Evaluation of Clinical, Biochemical and Ultrasound Parameters in Diagnosis of Oesophageal Varices,FAWZY A. KHALIL, KHALIL A. KHALIL, TAREK H. KHALIL, ADEL A. HASSAN and MOHAMAD A. SERWAH
Abstract
Background: Bleeding oesophageal varices (OV) is the most dangerous complication of liver cirrhosis and to reduce the invasive methods and burden that endoscopy units have to bear some studies attempted to identify characteristics that non-invasively predict the presence of any OV among patients with liver cirrhosis.
Aim of the Work: To assess the presence of OV using non-invasive methods (Clinical, biochemical and ultrasound pa-rameters).
Patients and Methods: After approval of our ethics com-mittee, 73 patients (47 males and 26 females, aged 20-66 years) known to have chronic liver disease (CLD) with liver cirrhosis attending the Gastroenterology Unit, Suez Canal University hospital in Ismailia were evaluated clinically, biochemically and by ultrasonographic studies and upper GI endoscopy. Clinical evaluation included detailed history and complete physical examination.
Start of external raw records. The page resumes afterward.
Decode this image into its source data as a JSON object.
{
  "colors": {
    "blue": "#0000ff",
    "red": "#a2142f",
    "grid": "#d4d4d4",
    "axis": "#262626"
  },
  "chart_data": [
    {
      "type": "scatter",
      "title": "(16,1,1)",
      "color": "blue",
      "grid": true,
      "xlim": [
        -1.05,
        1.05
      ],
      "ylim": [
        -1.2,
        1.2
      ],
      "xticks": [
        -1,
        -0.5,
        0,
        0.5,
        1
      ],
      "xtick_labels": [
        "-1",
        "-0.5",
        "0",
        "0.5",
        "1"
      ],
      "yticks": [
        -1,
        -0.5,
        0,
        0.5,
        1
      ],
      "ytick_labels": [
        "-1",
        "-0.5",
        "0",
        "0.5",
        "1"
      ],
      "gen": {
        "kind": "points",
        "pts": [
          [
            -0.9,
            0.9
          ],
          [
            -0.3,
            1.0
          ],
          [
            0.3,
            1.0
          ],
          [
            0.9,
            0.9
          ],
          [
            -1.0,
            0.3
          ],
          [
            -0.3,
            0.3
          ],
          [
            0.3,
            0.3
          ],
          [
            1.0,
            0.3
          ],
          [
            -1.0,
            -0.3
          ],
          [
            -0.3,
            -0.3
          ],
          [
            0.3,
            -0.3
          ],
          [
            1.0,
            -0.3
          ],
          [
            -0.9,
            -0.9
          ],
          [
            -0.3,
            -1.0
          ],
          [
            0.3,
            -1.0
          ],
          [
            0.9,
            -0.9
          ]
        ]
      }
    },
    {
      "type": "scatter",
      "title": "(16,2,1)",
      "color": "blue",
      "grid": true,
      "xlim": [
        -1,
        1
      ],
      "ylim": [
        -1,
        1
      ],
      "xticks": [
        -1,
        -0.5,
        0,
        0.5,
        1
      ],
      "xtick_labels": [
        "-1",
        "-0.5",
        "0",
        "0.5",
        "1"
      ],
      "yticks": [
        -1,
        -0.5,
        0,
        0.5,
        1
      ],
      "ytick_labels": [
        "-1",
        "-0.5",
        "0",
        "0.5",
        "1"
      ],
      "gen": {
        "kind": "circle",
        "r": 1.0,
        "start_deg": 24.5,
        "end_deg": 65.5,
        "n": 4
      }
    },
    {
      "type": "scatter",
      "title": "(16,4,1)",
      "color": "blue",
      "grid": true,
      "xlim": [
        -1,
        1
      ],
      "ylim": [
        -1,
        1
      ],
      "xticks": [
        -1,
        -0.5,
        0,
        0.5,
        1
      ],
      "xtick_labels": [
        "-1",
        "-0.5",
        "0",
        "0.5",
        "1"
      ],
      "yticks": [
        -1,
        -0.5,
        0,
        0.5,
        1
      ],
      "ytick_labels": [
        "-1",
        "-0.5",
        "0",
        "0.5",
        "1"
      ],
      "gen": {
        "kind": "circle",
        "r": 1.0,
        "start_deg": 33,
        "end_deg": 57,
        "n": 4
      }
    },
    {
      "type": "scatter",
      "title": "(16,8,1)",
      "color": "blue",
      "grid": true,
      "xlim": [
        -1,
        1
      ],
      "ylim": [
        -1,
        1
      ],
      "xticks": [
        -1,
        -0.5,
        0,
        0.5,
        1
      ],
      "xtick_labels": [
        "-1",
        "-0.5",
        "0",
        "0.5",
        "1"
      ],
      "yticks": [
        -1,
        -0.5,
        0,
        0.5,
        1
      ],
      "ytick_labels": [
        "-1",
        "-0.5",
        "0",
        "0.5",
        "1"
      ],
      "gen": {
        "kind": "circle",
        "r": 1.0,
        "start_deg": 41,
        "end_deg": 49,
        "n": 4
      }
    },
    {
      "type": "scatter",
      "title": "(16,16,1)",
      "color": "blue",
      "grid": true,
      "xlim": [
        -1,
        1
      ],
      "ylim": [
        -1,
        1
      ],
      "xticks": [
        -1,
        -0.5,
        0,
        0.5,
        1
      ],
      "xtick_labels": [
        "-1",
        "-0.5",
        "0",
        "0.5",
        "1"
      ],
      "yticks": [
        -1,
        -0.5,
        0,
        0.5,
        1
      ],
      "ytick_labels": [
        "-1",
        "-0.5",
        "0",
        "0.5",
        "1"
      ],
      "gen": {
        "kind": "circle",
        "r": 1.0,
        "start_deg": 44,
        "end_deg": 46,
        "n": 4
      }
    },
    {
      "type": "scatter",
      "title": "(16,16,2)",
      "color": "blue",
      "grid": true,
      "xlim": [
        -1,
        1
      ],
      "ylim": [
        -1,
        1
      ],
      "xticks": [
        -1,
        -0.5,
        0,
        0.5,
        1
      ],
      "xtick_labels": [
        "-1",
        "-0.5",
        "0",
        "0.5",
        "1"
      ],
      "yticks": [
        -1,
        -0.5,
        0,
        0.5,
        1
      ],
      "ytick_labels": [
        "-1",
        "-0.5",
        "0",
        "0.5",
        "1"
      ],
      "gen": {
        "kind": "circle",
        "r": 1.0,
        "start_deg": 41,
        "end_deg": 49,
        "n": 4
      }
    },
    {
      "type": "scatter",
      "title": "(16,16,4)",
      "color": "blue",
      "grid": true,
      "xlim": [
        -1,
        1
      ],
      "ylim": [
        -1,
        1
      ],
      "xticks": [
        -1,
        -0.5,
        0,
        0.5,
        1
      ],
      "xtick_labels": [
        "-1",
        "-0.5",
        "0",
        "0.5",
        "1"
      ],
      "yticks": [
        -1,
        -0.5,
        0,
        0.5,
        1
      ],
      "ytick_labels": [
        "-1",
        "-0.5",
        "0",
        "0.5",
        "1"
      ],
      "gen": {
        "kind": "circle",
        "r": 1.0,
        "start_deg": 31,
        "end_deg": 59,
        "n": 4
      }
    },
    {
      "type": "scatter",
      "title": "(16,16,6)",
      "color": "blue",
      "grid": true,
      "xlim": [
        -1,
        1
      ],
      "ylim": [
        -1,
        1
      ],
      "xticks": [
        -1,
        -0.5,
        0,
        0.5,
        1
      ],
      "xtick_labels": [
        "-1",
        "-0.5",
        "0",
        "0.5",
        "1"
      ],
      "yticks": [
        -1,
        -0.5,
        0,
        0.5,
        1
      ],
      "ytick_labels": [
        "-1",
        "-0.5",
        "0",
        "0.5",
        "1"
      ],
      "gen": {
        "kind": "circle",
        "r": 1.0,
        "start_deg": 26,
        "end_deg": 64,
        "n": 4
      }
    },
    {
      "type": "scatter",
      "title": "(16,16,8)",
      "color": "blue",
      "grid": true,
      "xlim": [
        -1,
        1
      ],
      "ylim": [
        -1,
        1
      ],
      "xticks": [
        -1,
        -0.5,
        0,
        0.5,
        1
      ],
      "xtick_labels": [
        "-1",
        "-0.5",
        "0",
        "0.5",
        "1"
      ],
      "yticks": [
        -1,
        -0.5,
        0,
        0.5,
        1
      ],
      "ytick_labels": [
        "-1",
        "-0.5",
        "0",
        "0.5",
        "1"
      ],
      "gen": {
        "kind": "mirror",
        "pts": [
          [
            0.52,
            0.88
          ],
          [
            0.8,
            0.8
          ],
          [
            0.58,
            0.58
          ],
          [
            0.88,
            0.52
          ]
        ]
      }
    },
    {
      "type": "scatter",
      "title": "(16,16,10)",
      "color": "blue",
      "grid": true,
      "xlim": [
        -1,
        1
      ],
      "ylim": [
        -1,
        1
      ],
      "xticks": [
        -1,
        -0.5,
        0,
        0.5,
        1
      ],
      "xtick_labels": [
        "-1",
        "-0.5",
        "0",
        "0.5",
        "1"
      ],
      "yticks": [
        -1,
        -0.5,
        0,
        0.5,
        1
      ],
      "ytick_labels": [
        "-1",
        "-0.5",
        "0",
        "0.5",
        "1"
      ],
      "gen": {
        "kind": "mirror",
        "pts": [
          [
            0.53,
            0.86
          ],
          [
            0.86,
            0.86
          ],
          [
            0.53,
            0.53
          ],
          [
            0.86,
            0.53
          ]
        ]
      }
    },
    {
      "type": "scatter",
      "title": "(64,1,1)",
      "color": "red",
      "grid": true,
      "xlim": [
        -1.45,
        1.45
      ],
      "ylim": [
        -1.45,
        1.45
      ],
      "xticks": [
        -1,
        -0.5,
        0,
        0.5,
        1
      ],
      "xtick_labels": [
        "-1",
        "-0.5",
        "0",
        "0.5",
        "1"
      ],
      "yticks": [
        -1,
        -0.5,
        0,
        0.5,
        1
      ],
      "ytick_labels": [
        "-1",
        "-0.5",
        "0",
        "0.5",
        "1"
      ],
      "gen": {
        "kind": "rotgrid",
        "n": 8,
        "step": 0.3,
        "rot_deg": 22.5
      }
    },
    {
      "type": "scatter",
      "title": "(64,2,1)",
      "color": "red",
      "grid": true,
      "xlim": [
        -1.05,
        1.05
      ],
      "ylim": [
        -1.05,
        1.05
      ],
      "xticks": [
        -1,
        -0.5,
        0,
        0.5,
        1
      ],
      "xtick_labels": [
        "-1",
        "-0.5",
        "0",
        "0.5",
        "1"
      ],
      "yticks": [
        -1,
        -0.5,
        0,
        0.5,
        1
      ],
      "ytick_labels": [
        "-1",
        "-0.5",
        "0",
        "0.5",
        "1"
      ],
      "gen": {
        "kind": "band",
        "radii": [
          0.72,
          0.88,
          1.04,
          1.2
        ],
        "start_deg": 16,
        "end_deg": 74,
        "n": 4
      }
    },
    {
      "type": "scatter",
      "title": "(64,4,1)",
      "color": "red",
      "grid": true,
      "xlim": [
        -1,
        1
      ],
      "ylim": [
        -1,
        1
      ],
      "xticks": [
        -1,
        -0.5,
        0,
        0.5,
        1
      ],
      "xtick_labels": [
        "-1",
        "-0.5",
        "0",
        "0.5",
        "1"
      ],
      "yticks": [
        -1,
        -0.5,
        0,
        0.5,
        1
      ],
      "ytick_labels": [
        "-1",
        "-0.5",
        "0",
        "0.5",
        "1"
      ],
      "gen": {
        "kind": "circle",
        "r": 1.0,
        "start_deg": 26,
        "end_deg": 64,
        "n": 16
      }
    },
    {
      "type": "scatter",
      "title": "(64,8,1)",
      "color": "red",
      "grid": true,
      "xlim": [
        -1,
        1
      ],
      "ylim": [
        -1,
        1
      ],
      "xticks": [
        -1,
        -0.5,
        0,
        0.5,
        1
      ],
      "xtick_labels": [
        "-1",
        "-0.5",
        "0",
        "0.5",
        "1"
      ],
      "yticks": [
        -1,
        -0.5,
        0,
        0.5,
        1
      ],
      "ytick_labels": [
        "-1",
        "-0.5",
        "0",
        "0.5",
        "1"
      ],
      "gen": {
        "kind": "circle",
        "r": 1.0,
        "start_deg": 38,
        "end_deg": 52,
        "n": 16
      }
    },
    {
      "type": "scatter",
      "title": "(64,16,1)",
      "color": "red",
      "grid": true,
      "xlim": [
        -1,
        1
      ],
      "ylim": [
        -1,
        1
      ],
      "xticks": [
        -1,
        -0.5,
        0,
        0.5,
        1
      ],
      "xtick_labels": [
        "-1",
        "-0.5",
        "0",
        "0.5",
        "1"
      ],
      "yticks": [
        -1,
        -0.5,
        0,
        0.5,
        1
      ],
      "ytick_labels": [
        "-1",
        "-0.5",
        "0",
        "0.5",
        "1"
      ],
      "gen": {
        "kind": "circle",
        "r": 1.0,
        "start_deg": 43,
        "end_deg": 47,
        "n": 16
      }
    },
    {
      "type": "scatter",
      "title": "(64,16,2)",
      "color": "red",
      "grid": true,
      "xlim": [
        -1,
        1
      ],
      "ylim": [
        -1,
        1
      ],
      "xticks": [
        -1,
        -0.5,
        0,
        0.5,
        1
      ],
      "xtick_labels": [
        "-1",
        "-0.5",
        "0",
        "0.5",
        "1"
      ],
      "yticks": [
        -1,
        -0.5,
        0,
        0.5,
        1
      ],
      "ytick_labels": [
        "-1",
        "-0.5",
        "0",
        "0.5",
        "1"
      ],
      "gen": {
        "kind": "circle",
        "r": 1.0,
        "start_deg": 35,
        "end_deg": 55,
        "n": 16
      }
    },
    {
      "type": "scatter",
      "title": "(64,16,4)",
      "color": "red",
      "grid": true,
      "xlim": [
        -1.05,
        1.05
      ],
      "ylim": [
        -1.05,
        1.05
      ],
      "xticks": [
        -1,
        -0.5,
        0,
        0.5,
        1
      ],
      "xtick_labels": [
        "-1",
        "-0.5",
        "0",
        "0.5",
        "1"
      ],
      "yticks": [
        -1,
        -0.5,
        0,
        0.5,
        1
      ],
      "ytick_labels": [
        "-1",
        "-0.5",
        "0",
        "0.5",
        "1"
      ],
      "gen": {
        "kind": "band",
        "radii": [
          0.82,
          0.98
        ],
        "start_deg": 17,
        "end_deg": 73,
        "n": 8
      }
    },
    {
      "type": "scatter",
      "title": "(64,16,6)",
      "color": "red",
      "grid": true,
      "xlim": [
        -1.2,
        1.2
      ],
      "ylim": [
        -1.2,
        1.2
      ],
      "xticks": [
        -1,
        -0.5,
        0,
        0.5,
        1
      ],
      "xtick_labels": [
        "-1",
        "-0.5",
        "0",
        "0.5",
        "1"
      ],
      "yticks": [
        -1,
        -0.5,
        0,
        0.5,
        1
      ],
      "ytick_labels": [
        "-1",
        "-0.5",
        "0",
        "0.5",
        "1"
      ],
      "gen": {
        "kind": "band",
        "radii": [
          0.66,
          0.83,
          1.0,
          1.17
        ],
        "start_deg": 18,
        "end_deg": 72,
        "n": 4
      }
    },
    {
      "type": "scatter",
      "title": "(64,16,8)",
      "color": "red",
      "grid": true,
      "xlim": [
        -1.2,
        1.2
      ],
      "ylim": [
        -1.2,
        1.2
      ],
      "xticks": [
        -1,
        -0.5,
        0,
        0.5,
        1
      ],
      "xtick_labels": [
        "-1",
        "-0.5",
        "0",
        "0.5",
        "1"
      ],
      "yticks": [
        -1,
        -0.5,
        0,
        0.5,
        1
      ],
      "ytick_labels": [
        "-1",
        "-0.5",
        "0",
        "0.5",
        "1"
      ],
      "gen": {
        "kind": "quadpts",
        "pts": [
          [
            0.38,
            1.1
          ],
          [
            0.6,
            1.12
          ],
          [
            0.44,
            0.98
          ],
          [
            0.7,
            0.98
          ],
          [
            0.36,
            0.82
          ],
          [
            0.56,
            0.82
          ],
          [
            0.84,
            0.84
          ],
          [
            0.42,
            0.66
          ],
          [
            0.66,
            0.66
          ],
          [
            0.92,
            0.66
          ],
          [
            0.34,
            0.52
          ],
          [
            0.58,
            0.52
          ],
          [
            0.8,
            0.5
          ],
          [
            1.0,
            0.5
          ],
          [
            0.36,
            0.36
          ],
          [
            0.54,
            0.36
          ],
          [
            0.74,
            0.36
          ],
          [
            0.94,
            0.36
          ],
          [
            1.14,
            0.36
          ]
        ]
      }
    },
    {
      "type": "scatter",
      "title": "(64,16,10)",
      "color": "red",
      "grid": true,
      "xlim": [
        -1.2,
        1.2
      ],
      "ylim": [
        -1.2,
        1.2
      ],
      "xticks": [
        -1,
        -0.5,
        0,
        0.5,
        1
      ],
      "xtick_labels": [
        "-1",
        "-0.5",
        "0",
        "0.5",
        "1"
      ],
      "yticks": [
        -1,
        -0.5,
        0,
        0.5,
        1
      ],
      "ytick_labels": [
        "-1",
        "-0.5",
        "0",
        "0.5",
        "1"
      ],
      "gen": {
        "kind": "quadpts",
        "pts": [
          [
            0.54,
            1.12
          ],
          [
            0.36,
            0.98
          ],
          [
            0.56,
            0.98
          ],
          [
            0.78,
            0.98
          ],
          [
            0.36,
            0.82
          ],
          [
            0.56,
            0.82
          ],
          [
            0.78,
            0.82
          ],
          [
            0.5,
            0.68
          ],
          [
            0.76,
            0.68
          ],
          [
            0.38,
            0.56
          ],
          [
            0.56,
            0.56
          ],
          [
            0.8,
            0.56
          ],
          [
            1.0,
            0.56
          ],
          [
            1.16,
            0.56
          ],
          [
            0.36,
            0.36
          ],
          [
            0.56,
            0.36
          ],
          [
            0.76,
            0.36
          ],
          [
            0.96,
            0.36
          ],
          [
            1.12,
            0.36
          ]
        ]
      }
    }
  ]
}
Results: Upper GI endoscopy estimated that 75.3% of the patients had OV. Presence of multiple spider naevi, palmar erythema, lower limb edema and palpable spleen are signifi-cantly more common among patients with OV. Low platelet count, low plasma albumin and prolonged PT were significant laboratory findings among patients with OV. Doppler US of hepatic vein showed significant difference between patients with and without OV regarding pattern and direction of blood flow and presence of portosystemic collaterals. Multiple spider naevi, low plasma albumin, low platelet count/spleen diameter ratio, hepatic vein flow pattern and direction of blood flow of portal vein are all independent predictors for presence of OV.
Conclusion: Clinical, biochemical and ultrasound param-eters can replace the invasive upper GI endoscopy in the detection of the presence of any OV.